If you still want to work with POJOs in the rest of your app, it'd be trivial to write a query that retrieved data from the database, and created objects in the same manner as Jackson.
But then I could only query the things I need at the moment and not loading the entire thing at once.
What're you doing that requires access to all the data at once? Searching or ordering a set of objects is always going to be slower than a SQL query to achieve the same thing.
Also, is there a good way to publish the app with the sqlite database?
You can definitely ship your app with a database, though I've not done so personally. This is a relevant question:
By Default load some data into our database sqlite
Hope that's of some help.
There's an excellent API called JExcel (just google it) that works with .xls spreadsheets. If you're not going to be doing any selecting and just loading data from a source, I like to use JExcel because it's more manageable from a desktop and produces easier-to-read code.
Not sure of any performance differences, however. Just throwing in my 2 cents :p

Recommendations for persisting data on Android?

There is a web service that provides some data that my app makes use of. This data is fairly large and only changes VERY infrequently so I thought it would be nice if the app could cache it on the SD Card and only update it as needed.
Currently I'm grabbing the data (an XML file) and parsing it into an object tree using SAX. This process takes (at most) 2-3 seconds over my WIFI. However, serializing the resulting objects to the SDCard takes significantly longer (a minute or more) and deserializing it still takes longer than just download/parsing in the first place.
Does anyone have any recommendations for improving this or alternate ideas for persisting this data (other than just saving the XML file and reparsing every time)?
UPDATE: This is more than a trivial collection of records. The object-graph is actually ridiculously complex and storing it into a database would result in dozens of tables with only a single record in each one.

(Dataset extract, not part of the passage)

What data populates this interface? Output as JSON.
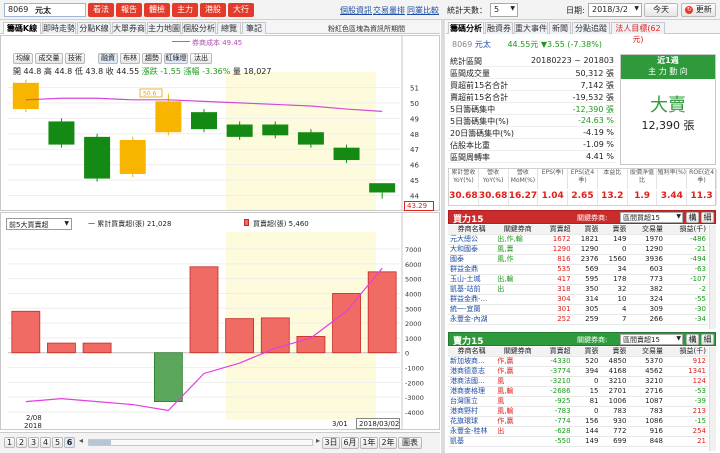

Android serialization is notoriously slow. I highly suggest switching to using XML or JSON (or whatever) and writing the file out that way. Since you've already got an XML parser, it may make the most sense just to cache the original XML file you downloaded and reparse it as necessary.
I have switched from Serializable to JSON file storage in an app before and the speed increase was incredible, at least one order of magnitude.
(I may be misunderstanding your question - I assume you are using Serializable for writing to the disc. If you are reproducing the XML, then I'm not sure why it is so much slower on the SD card. Also, I agree that the SQLite database makes the most sense typically, but as you've already stated it does not fit the needs of your application.)
Also unless your data is at least 100s of Kb, I would suggest just storing it in your private data storage instead of on the SD card. Keep in mind that you can't rely on the SD card being available.
I've just been writing an android application for the last week which basically does this. It fetches some (large) XML file online, and then displays part of the data in various views.
We do it by fetching and parsing the XML using SAX, and (while parsing) writing it all to a SQLite database. And then we are just querying the database each time we need to display some view of the dataset.
Works like a charm, and is fast enough for displaying a lot of data on a google map overlay, where we are querying the database on every single call to the draw method of our map overlay.
So I would definitely suggest going for a SQLite database, if the data in the XML document is easily represented in a database.
If the web service can give you just a specified number of results(something like: requestData between index 1 and 10 or give me first 25 results) try to use that (put a simple "Load more results" button or implement an auto-loading mechanism). If the web service not provide this feature then try to save your xml on sdcard and when you need the data try to parse just a specified number of results. Hope this help!